Like these accidents in a child's attempts to walk, we meet with sufferings in various forms in our life every day, showing the imperfections in our knowledge and our available power, and in the application of our will. But if these revealed our weakness to us only, we should die of utter depression. When we select for observation a limited area of our activities, our individual failures and miseries loom large in our minds; but our life leads us instinctively to take a wider view. It gives us an ideal of perfection which ever carries us beyond our present limitations. Within us we have a hope which always walks in front of our present narrow experience; it is the undying faith in the infinite in us; it will never accept any of our disabilities as a permanent fact; it sets no limit to its own scope; it dares to assert that man has oneness with God; and its wild dreams become true every day.

We see the truth when we set our mind towards the infinite. The ideal of truth is not in the narrow present, not in our immediate sensations, but in the consciousness of the whole which give us a taste of what we _should_ have in what we _do_ have. Consciously or unconsciously we have in our life this feeling of Truth which is ever larger than its appearance; for our life is facing the infinite, and it is in movement. Its aspiration is therefore infinitely more than its achievement, and as it goes on it finds that no realisation of truth ever leaves it stranded on the desert of finality, but carries it to a region beyond. Evil cannot altogether arrest the course of life on the highway and rob it of its possessions. For the evil has to pass on, it has to grow into good; it cannot stand and give battle to the All. If the least evil could stop anywhere indefinitely, it would sink deep and cut into the very roots of existence. As it is, man does not really believe in evil, just as he cannot believe that violin strings have been purposely made to create the exquisite torture of discordant notes, though by the aid of statistics it can be mathematically proved that the probability of discord is far greater than that of harmony, and for one who can play the violin there are thousands who cannot. The potentiality of perfection outweighs actual contradictions. No doubt there have been people who asserted existence to be an absolute evil, but man can never take them seriously. Their pessimism is a mere pose, either intellectual or sentimental; but life itself is optimistic: it wants to go on. Pessimism is a form of mental dipsomania, it disdains healthy nourishment, indulges in the strong drink of denunciation, and creates an artificial dejection which thirsts for a stronger draught. If existence were an evil, it would wait for no philosopher to prove it. It is like convicting a man of suicide, while all the time he stands before you in the flesh. Existence itself is here to prove that it cannot be an evil.

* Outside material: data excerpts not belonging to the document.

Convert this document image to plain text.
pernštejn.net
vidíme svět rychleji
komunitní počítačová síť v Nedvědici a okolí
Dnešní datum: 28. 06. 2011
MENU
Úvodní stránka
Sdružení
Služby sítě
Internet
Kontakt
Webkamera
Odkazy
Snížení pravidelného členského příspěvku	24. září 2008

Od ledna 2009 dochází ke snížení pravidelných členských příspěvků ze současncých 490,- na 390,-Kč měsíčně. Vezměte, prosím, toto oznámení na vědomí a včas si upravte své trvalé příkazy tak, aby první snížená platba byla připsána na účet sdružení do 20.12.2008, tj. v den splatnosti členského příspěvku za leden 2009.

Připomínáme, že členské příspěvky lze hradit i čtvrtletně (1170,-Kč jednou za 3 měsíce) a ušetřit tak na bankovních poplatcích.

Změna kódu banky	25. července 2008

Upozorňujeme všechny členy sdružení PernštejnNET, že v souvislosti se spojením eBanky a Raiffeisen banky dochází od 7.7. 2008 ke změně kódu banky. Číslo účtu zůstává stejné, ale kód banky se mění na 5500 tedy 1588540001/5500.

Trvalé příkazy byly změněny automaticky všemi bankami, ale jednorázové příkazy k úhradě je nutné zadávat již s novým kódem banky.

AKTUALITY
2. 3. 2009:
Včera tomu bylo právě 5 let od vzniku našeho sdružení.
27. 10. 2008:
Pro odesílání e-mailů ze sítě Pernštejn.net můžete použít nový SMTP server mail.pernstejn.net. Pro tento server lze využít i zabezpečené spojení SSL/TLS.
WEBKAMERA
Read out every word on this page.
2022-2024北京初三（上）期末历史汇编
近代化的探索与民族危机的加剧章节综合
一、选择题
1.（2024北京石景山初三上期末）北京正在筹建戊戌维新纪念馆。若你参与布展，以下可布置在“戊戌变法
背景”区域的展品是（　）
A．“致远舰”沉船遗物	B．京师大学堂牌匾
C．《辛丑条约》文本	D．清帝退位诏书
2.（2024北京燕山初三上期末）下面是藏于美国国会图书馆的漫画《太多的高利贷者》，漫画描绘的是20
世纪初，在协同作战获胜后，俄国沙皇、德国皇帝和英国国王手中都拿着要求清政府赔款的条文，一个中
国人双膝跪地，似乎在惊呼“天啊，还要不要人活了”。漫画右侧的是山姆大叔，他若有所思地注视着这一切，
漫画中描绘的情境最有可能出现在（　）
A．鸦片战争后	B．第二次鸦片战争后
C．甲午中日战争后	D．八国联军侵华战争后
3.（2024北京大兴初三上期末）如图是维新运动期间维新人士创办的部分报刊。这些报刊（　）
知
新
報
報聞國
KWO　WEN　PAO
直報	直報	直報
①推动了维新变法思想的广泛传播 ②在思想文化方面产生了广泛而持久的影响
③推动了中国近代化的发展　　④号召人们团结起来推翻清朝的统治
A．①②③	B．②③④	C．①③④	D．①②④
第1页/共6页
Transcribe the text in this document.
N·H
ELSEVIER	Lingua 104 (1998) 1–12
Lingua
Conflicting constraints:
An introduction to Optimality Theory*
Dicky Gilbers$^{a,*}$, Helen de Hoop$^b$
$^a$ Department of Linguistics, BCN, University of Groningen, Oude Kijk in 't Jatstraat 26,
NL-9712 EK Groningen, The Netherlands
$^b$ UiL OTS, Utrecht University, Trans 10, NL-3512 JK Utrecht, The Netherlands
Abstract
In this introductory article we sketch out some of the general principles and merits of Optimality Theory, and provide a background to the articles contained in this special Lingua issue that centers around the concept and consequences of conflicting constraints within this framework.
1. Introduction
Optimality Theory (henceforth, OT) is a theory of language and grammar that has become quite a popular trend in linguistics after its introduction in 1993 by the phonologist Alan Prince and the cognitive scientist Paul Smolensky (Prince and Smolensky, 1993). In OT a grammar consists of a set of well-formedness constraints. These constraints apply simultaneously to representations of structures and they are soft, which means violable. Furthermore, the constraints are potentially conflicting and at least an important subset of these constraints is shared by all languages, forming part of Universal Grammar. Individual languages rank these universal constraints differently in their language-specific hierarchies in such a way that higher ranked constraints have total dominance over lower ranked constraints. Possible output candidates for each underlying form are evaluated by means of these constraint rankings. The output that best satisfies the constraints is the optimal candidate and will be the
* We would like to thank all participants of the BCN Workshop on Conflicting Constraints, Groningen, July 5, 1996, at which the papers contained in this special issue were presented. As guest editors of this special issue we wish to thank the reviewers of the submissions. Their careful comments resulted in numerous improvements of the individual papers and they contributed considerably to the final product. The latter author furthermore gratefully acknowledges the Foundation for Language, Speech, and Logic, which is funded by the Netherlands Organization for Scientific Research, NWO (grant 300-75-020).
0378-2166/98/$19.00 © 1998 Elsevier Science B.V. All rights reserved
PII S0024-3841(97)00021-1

An imperfection which is not all imperfection, but which has perfection for its ideal, must go through a perpetual realisation. Thus, it is the function of our intellect to realise the truth through untruths, and knowledge is nothing but the continually burning up of error to set free the light of truth. Our will, our character, has to attain perfection by continually overcoming evils, either inside or outside us, or both; our physical life is consuming bodily materials every moment to maintain the life fire; and our moral life too has its fuel to burn. This life process is going on--we know it, we have felt it; and we have a faith which no individual instances to the contrary can shake, that the direction of humanity is from evil to good. For we feel that good is the positive element in man's nature, and in every age and every clime what man values most is his ideals of goodness. We have known the good, we have loved it, and we have paid our highest reverence to men who have shown in their lives what goodness is.